McCain, Obama's opponent in the 2008 presidential election, blasted him for casting doubt on whether Romney would have ordered the raid a year ago, calling it "a cheap political attack."

"No one disputes that the President deserves credit for ordering the raid, but to politicize it in this way is the height of hypocrisy," McCain said in remarks that were emailed to reporters by the Republican National Committee.

"This is the same President who said, after bin Laden was dead, that we shouldn't 'spike the ball' after the touchdown. And now Barack Obama is not only trying to score political points by invoking Osama bin Laden, he is doing a shameless end-zone dance to help himself get reelected," McCain said.

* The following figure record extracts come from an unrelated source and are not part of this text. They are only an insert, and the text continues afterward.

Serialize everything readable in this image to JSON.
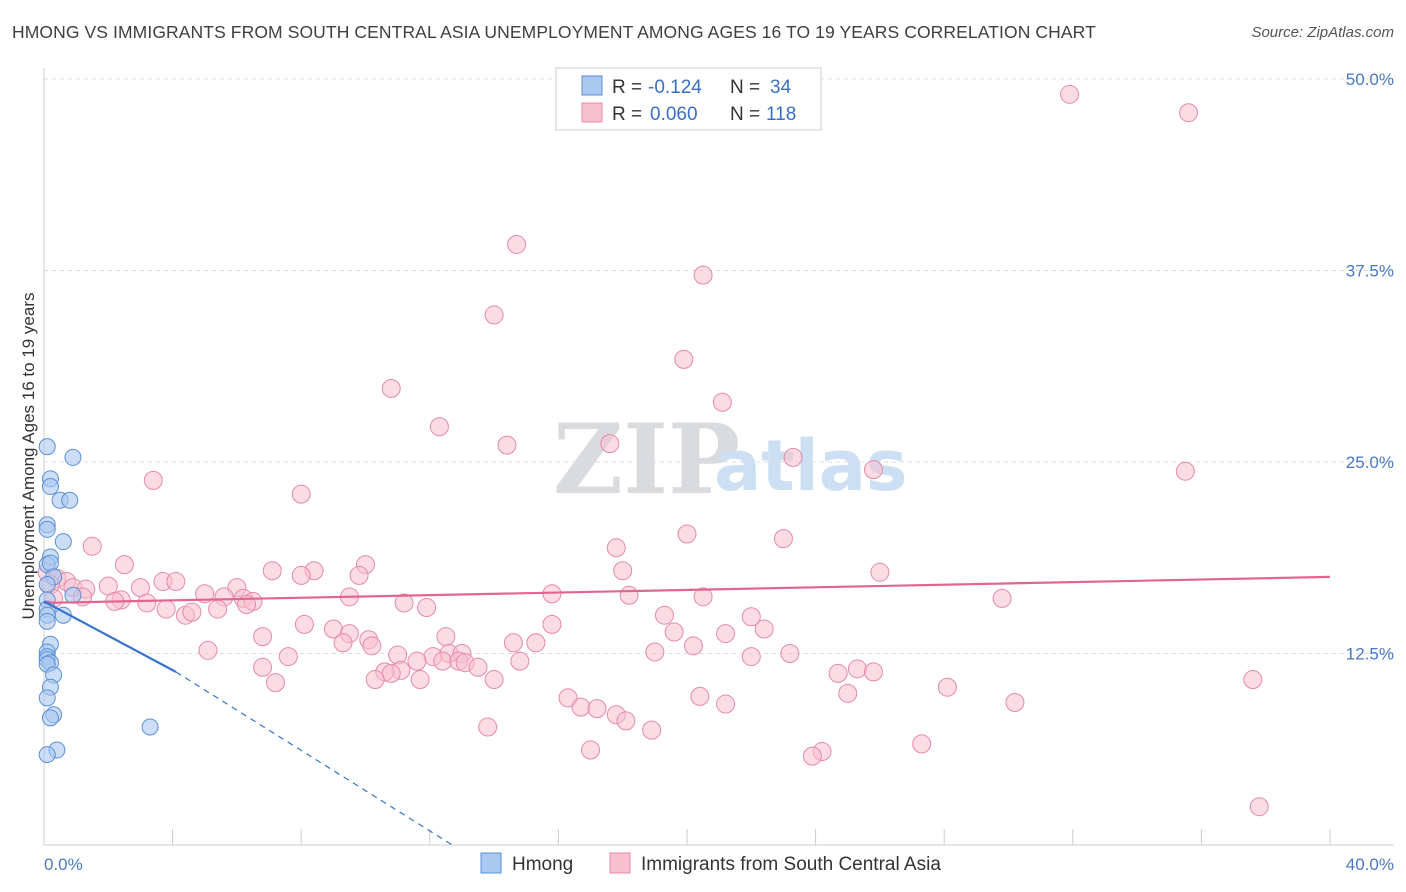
{
  "title": "HMONG VS IMMIGRANTS FROM SOUTH CENTRAL ASIA UNEMPLOYMENT AMONG AGES 16 TO 19 YEARS CORRELATION CHART",
  "source": "Source: ZipAtlas.com",
  "watermark": {
    "zip": "ZIP",
    "atlas": "atlas"
  },
  "legend": {
    "r_label": "R =",
    "n_label": "N =",
    "rows": [
      {
        "r": "-0.124",
        "n": "34"
      },
      {
        "r": "0.060",
        "n": "118"
      }
    ]
  },
  "colors": {
    "hmong_fill": "#aac8f0",
    "hmong_stroke": "#5b8fd6",
    "hmong_line": "#3573cf",
    "imm_fill": "#f7bfd0",
    "imm_stroke": "#e58aa8",
    "imm_line": "#e0668f",
    "axis_label": "#4a78c2",
    "grid": "#dddddd"
  },
  "chart_data": {
    "type": "scatter",
    "title": "HMONG VS IMMIGRANTS FROM SOUTH CENTRAL ASIA UNEMPLOYMENT AMONG AGES 16 TO 19 YEARS CORRELATION CHART",
    "xlabel": "",
    "ylabel": "Unemployment Among Ages 16 to 19 years",
    "xlim": [
      0,
      40
    ],
    "ylim": [
      0,
      50
    ],
    "x_tick_labels": [
      "0.0%",
      "40.0%"
    ],
    "y_ticks": [
      12.5,
      25.0,
      37.5,
      50.0
    ],
    "y_tick_labels": [
      "12.5%",
      "25.0%",
      "37.5%",
      "50.0%"
    ],
    "grid": "horizontal dashed",
    "legend_position": "top-center",
    "series": [
      {
        "name": "Hmong",
        "r": -0.124,
        "n": 34,
        "trend": {
          "x0": 0,
          "y0": 15.9,
          "x1": 4.1,
          "y1": 11.3,
          "dashed_to_x": 12.7,
          "dashed_to_y": 0
        },
        "points": [
          [
            0.1,
            26.0
          ],
          [
            0.2,
            23.9
          ],
          [
            0.2,
            23.4
          ],
          [
            0.9,
            25.3
          ],
          [
            0.5,
            22.5
          ],
          [
            0.8,
            22.5
          ],
          [
            0.1,
            20.9
          ],
          [
            0.1,
            20.6
          ],
          [
            0.6,
            19.8
          ],
          [
            0.2,
            18.8
          ],
          [
            0.1,
            18.3
          ],
          [
            0.2,
            18.4
          ],
          [
            0.3,
            17.5
          ],
          [
            0.1,
            17.0
          ],
          [
            0.9,
            16.3
          ],
          [
            0.1,
            16.0
          ],
          [
            0.1,
            15.4
          ],
          [
            0.1,
            15.0
          ],
          [
            0.6,
            15.0
          ],
          [
            0.1,
            14.6
          ],
          [
            0.2,
            13.1
          ],
          [
            0.1,
            12.6
          ],
          [
            0.1,
            12.3
          ],
          [
            0.1,
            12.1
          ],
          [
            0.2,
            11.9
          ],
          [
            0.1,
            11.8
          ],
          [
            0.3,
            11.1
          ],
          [
            0.2,
            10.3
          ],
          [
            0.1,
            9.6
          ],
          [
            0.3,
            8.5
          ],
          [
            0.2,
            8.3
          ],
          [
            3.3,
            7.7
          ],
          [
            0.4,
            6.2
          ],
          [
            0.1,
            5.9
          ]
        ]
      },
      {
        "name": "Immigrants from South Central Asia",
        "r": 0.06,
        "n": 118,
        "trend": {
          "x0": 0,
          "y0": 15.8,
          "x1": 40,
          "y1": 17.5
        },
        "points": [
          [
            31.9,
            49.0
          ],
          [
            35.6,
            47.8
          ],
          [
            14.7,
            39.2
          ],
          [
            20.5,
            37.2
          ],
          [
            14.0,
            34.6
          ],
          [
            19.9,
            31.7
          ],
          [
            10.8,
            29.8
          ],
          [
            21.1,
            28.9
          ],
          [
            12.3,
            27.3
          ],
          [
            17.6,
            26.2
          ],
          [
            14.4,
            26.1
          ],
          [
            23.3,
            25.3
          ],
          [
            25.8,
            24.5
          ],
          [
            35.5,
            24.4
          ],
          [
            3.4,
            23.8
          ],
          [
            8.0,
            22.9
          ],
          [
            20.0,
            20.3
          ],
          [
            23.0,
            20.0
          ],
          [
            1.5,
            19.5
          ],
          [
            17.8,
            19.4
          ],
          [
            2.5,
            18.3
          ],
          [
            10.0,
            18.3
          ],
          [
            7.1,
            17.9
          ],
          [
            8.4,
            17.9
          ],
          [
            18.0,
            17.9
          ],
          [
            26.0,
            17.8
          ],
          [
            8.0,
            17.6
          ],
          [
            9.8,
            17.6
          ],
          [
            0.1,
            17.8
          ],
          [
            0.4,
            17.4
          ],
          [
            0.7,
            17.2
          ],
          [
            0.2,
            17.0
          ],
          [
            0.9,
            16.8
          ],
          [
            1.3,
            16.7
          ],
          [
            2.0,
            16.9
          ],
          [
            3.7,
            17.2
          ],
          [
            4.1,
            17.2
          ],
          [
            3.0,
            16.8
          ],
          [
            5.0,
            16.4
          ],
          [
            6.0,
            16.8
          ],
          [
            15.8,
            16.4
          ],
          [
            18.2,
            16.3
          ],
          [
            20.5,
            16.2
          ],
          [
            29.8,
            16.1
          ],
          [
            9.5,
            16.2
          ],
          [
            0.3,
            16.1
          ],
          [
            1.2,
            16.2
          ],
          [
            2.4,
            16.0
          ],
          [
            5.6,
            16.2
          ],
          [
            6.2,
            16.1
          ],
          [
            6.5,
            15.9
          ],
          [
            2.2,
            15.9
          ],
          [
            3.2,
            15.8
          ],
          [
            3.8,
            15.4
          ],
          [
            4.4,
            15.0
          ],
          [
            4.6,
            15.2
          ],
          [
            5.4,
            15.4
          ],
          [
            6.3,
            15.7
          ],
          [
            11.2,
            15.8
          ],
          [
            11.9,
            15.5
          ],
          [
            19.3,
            15.0
          ],
          [
            22.0,
            14.9
          ],
          [
            8.1,
            14.4
          ],
          [
            9.0,
            14.1
          ],
          [
            9.5,
            13.8
          ],
          [
            15.8,
            14.4
          ],
          [
            19.6,
            13.9
          ],
          [
            21.2,
            13.8
          ],
          [
            22.4,
            14.1
          ],
          [
            6.8,
            13.6
          ],
          [
            12.5,
            13.6
          ],
          [
            10.1,
            13.4
          ],
          [
            9.3,
            13.2
          ],
          [
            10.2,
            13.0
          ],
          [
            14.6,
            13.2
          ],
          [
            15.3,
            13.2
          ],
          [
            20.2,
            13.0
          ],
          [
            5.1,
            12.7
          ],
          [
            19.0,
            12.6
          ],
          [
            23.2,
            12.5
          ],
          [
            22.0,
            12.3
          ],
          [
            7.6,
            12.3
          ],
          [
            11.0,
            12.4
          ],
          [
            12.1,
            12.3
          ],
          [
            12.6,
            12.5
          ],
          [
            13.0,
            12.5
          ],
          [
            11.6,
            12.0
          ],
          [
            12.4,
            12.0
          ],
          [
            12.9,
            12.0
          ],
          [
            13.1,
            11.9
          ],
          [
            14.8,
            12.0
          ],
          [
            13.5,
            11.6
          ],
          [
            6.8,
            11.6
          ],
          [
            11.1,
            11.4
          ],
          [
            10.6,
            11.3
          ],
          [
            10.8,
            11.2
          ],
          [
            25.3,
            11.5
          ],
          [
            24.7,
            11.2
          ],
          [
            25.8,
            11.3
          ],
          [
            10.3,
            10.8
          ],
          [
            11.7,
            10.8
          ],
          [
            14.0,
            10.8
          ],
          [
            7.2,
            10.6
          ],
          [
            37.6,
            10.8
          ],
          [
            28.1,
            10.3
          ],
          [
            16.3,
            9.6
          ],
          [
            25.0,
            9.9
          ],
          [
            20.4,
            9.7
          ],
          [
            30.2,
            9.3
          ],
          [
            16.7,
            9.0
          ],
          [
            17.2,
            8.9
          ],
          [
            21.2,
            9.2
          ],
          [
            17.8,
            8.5
          ],
          [
            18.1,
            8.1
          ],
          [
            13.8,
            7.7
          ],
          [
            18.9,
            7.5
          ],
          [
            27.3,
            6.6
          ],
          [
            17.0,
            6.2
          ],
          [
            24.2,
            6.1
          ],
          [
            23.9,
            5.8
          ],
          [
            37.8,
            2.5
          ]
        ]
      }
    ]
  }
}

In a Friday evening report headlined "Obama Trumpets Killing of Bin Laden, and Critics Pounce," the New York Times noted "in the days leading up to the first anniversary of the raid that finally caught up to (bin Laden), Mr. Obama has made a concerted, if to some indecorous, effort to trumpet the killing as perhaps the central accomplishment of his presidency.

"Mr. Obama has used the rarefied setting of the Situation Room to give an interview about how he made the decision to send in Special Operations forces," the Times reported.

"Vice President Joseph R. Biden Jr. gave a speech saying the re-election slogan would be 'Bin Laden is dead and General Motors is alive.'

"The president's campaign released a Web video showing former President Bill Clinton praising Mr. Obama's fortitude, as it questioned whether Mitt Romney would have made the same decision," the Times reported.

"Other presidents have boasted of their toughness, of course, notably Mr. Obama’s predecessor, George W. Bush, who campaigned for re-election in 2004 on a record of having deposed Saddam Hussein in Iraq, while his vice president, Dick Cheney, warned that electing John Kerry could lead to a terrorist attack," the Times reported.

"But few presidents have talked about the killing of an individual enemy in such an expansive way."